Suicide bombings are rare in Iran, but Sunni militant groups have carried out several attacks on Iranian security forces in the Sistan-Baluchestan province in recent years.

Iran has stepped up security in border areas after gunmen in September fired at a military parade in the southwestern city of Ahvaz, killing 25 people, almost half of them members of the elite Revolutionary Guards corps.

An Iranian ethnic Arab separatist Sunni militant group and Islamic State both claimed responsibility for that attack.

Last year, in the first deadly assault claimed by Islamic State in Tehran, 18 people were killed at the parliament and mausoleum of Ayatollah Ruhollah Khomeini, founder of the Islamic Republic.

Jaish al-Adl (Army of Justice), a Sunni militant group that has carried out several attacks on Iranian security forces, mainly in Sistan-Baluchestan, claimed responsibility for an attack in 2017 that killed 10 border guards near Pakistan.

In 2010, two suicide bombers killed at least 28 people, including some of Revolutionary Guards, at a Shi'ite mosque in southeast Iran, an attack Iranian leaders said was backed by the United States.
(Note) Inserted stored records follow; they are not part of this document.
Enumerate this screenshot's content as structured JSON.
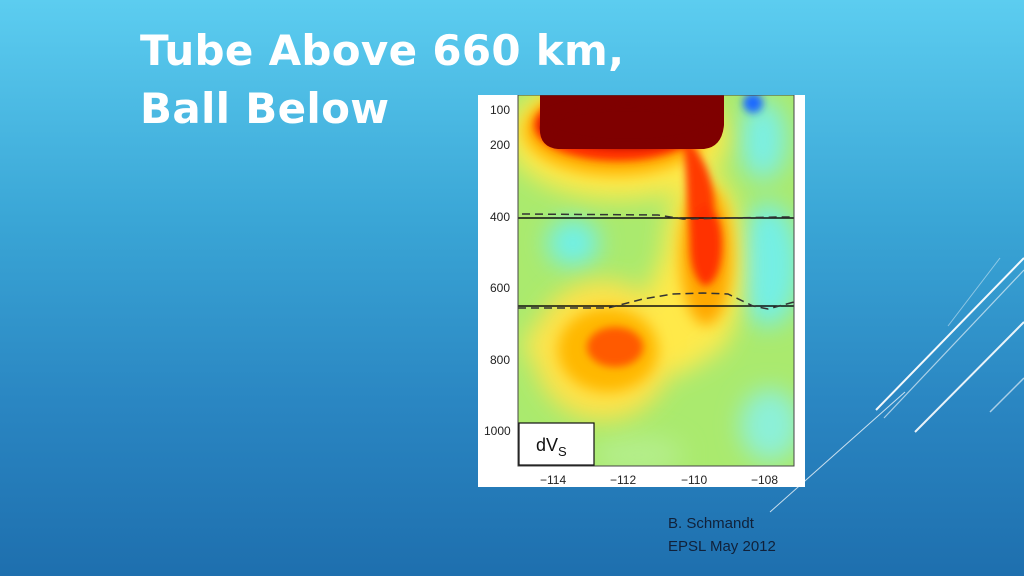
{
  "slide": {
    "title_lines": [
      "Tube Above 660 km,",
      "Ball Below"
    ],
    "credit_lines": [
      "B. Schmandt",
      "EPSL May 2012"
    ]
  },
  "figure": {
    "y_ticks": [
      "100",
      "200",
      "400",
      "600",
      "800",
      "1000"
    ],
    "x_ticks": [
      "−114",
      "−112",
      "−110",
      "−108"
    ],
    "legend_label": "dV",
    "legend_subscript": "S",
    "colors": {
      "background": "#aaea6e",
      "strong_slow": "#7f0000",
      "slow": "#ff2e00",
      "moderate": "#ffb000",
      "weak": "#ffe94a",
      "neutral": "#a8ec6e",
      "fast": "#6ff0e8",
      "fastest": "#1e6aff"
    }
  }
}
The attack was claimed by a Sunni separatist group called Jundullah (Soldiers of God).

Tehran accuses its Sunni-led regional rival Saudi Arabia and the United States of funding most of these groups, a charge that Riyadh and Washington deny.

"Foreign-backed terrorists kill & wound innocents in Chabahar. As we've made clear in the past, such crimes won’t go unpunished," Foreign Minister Mohammad Javad Zarif tweeted.

"In 2010, our security services intercepted & captured extremists en route from UAE. Mark my words: Iran WILL bring terrorists & their masters to justice."

Iran also says that militant groups are sheltering across the border in Pakistan and has threatened to attack their bases if Islamabad does not confront them.

Chabahar is a free trade zone and the site of an Indian-backed port complex being developed as part of a new transportation corridor for landlocked Afghanistan.